Don’t Stand There…Say Something!

            As awesome as Abraham’s experience with Melchizedek was, it was just a type and shadow of what we have today. We have the fulfillment! Our souls are not just anchored in a covenant meal of bread and wine served by an Old Testament priest. Our faith is anchored in the blood of the Lord Jesus Christ Himself. Through His crucifixion and resurrection, He became our covenant sacrifice.

Acting as our High Priest, He walked into the heavenly holy of holies, into the presence of Almighty God and presented His own blood on our behalf. When He did, God accepted it! He called Jesus God, and gave Him the Name that is above all names.

            Today Jesus does for us what Melchizedek did for Abraham. He ministers His own body and blood to us as a sign of our divine covenant. Then He receives our tithes and lets us know that God has accepted us by exploding within us the revelation that we are blessed!         

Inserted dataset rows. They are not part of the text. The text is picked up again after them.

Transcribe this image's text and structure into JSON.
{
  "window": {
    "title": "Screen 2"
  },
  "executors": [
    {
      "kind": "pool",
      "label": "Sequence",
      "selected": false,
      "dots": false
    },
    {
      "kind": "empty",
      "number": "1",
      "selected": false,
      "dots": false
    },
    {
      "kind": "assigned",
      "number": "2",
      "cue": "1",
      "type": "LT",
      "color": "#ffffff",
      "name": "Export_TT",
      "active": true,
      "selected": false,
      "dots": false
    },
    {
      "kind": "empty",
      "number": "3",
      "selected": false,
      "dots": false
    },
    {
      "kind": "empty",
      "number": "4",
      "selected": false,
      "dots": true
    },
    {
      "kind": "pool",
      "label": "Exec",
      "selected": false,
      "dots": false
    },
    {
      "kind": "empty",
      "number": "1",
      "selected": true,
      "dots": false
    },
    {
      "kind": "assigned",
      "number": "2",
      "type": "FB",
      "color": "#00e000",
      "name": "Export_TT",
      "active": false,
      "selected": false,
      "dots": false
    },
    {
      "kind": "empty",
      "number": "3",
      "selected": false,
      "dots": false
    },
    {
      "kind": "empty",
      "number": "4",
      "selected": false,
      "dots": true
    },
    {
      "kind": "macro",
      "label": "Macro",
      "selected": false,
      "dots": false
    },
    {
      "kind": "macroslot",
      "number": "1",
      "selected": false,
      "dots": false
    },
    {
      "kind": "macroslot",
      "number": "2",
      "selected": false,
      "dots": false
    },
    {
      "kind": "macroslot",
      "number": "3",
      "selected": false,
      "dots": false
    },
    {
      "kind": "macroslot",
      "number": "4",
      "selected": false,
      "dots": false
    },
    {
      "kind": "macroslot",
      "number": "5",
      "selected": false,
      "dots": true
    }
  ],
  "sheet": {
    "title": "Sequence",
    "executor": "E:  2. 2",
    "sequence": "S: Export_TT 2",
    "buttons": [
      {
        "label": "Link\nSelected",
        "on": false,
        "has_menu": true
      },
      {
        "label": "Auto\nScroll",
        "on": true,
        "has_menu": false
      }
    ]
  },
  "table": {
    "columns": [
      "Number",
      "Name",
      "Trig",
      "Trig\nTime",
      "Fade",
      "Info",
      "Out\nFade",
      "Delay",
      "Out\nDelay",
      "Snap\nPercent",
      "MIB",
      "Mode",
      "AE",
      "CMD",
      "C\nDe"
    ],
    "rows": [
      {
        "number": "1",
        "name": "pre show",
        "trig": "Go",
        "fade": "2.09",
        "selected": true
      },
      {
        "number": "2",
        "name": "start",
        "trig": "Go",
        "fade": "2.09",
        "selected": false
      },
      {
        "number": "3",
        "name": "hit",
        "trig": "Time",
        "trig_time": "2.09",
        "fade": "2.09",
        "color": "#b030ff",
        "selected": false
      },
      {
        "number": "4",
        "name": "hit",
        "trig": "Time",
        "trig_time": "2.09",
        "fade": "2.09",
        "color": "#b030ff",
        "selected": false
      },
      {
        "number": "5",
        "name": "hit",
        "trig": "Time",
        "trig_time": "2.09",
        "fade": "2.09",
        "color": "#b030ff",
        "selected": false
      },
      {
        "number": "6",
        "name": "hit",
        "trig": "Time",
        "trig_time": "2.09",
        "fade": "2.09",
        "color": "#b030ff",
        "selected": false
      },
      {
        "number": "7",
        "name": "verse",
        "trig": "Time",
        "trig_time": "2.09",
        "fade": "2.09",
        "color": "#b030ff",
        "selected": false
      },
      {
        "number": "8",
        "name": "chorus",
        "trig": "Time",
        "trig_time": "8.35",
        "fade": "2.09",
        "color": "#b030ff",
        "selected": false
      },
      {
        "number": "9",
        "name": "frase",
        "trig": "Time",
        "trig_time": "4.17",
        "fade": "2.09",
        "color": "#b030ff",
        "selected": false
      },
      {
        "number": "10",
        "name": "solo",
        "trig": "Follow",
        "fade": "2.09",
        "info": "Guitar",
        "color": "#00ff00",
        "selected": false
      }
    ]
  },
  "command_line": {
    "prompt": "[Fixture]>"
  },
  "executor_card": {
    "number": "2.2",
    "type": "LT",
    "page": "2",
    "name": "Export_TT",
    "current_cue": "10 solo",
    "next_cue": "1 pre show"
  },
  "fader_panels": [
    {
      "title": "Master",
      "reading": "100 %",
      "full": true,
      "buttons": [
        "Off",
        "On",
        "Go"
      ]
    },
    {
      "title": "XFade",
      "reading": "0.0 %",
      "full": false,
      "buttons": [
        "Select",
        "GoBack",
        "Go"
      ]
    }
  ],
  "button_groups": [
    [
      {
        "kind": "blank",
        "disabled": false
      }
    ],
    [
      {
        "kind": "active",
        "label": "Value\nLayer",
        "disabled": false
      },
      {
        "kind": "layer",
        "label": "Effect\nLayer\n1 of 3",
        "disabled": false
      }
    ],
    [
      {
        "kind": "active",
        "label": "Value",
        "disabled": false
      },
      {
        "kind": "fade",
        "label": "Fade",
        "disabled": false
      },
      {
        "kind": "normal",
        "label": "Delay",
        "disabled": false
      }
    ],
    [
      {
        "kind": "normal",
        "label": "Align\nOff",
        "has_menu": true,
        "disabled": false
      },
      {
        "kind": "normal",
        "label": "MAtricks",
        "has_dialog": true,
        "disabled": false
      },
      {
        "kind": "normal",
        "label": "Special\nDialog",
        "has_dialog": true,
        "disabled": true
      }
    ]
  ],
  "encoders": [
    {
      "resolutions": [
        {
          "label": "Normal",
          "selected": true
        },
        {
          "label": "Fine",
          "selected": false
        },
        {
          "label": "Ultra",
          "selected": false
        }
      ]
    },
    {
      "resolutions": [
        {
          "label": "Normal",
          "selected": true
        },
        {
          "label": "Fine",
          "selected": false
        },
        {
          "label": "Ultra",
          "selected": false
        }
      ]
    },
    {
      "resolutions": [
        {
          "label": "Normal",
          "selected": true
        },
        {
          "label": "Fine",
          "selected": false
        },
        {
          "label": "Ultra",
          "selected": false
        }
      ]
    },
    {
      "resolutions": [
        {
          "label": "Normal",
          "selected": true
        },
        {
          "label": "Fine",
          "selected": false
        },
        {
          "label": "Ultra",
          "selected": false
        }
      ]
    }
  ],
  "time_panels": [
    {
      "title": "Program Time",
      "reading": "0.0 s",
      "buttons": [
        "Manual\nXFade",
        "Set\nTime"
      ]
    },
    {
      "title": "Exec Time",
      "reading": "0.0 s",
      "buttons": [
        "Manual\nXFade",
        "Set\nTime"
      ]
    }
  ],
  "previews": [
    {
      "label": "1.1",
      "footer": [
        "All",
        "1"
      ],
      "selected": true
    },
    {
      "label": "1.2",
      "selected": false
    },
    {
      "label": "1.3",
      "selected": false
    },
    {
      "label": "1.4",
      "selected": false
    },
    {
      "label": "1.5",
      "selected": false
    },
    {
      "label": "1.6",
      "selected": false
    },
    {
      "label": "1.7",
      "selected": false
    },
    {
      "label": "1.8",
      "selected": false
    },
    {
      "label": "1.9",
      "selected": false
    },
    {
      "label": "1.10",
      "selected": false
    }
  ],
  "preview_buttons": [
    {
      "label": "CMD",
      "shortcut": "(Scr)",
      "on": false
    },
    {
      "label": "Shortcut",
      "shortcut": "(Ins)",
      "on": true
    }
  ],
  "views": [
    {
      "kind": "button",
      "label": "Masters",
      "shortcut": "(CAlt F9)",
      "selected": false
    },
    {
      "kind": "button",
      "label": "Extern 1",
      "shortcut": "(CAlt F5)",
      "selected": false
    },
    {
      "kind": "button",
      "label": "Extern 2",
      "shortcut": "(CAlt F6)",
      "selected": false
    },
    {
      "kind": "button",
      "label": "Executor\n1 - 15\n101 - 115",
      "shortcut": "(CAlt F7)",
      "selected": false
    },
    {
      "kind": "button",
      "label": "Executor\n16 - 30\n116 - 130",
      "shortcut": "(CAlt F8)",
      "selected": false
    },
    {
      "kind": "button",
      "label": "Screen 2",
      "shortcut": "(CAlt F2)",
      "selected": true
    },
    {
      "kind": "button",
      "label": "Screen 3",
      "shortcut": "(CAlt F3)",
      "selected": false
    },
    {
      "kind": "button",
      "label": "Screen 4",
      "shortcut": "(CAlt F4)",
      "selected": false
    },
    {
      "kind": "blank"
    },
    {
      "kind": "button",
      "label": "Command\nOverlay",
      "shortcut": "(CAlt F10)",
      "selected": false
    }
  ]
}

“Well, I’ve been tithing for years,” someone might say, “and I’ve never gotten that revelation.”

That’s because you never learned how to do it the way the Bible teaches. You probably just wrote a check for 10 percent and left it at that. But that’s not all there is to it. We’re supposed to say something by faith over our tithe when we bring it.

Why? Because Jesus is the “High Priest of our confession” (Hebrews 3:1, New King James Version). As such, He not only receives our tithes, He is anointed to see to it that His Word in our mouths comes to pass in our lives.

Even under the Old Covenant, God instructed the Israelites to say specific things when they brought their tithes to Him (Deuteronomy 26:1-11). He taught them to declare how God had delivered and blessed them as a nation. As a result, tithing was a powerful event even back then.

How much more powerful it must be today when we, as New Covenant saints, partake of the Communion elements and bring our tithes to the Lord Jesus Christ, our High Priest, saying things like: “Lord, we bring this tithe to You in love, joy and honor. Thank You, for all You’ve done to deliver us, provide for us and minister to us. We receive by faith the blessing of Abraham that is ours through You. We declare we are joint heirs with You, Jesus, and we receive Your blessing.” That is tithing the tithe. Releasing faith, bringing the Lord God what belongs to Him and receiving from Him what belongs to you.

That kind of interaction with God will change you, my friend. I know it from experience. It will anchor you firmly in the knowledge of THE BLESSING. It will open the door for the revelation of it to explode within you like fireworks.

Instead of begging God for blessing, you’ll end up celebrating the fact He’s already given it to you. You’ll realize as never before that as a born-again child of the living God you are, like Jesus in Romans 9:5, always and forever blessed.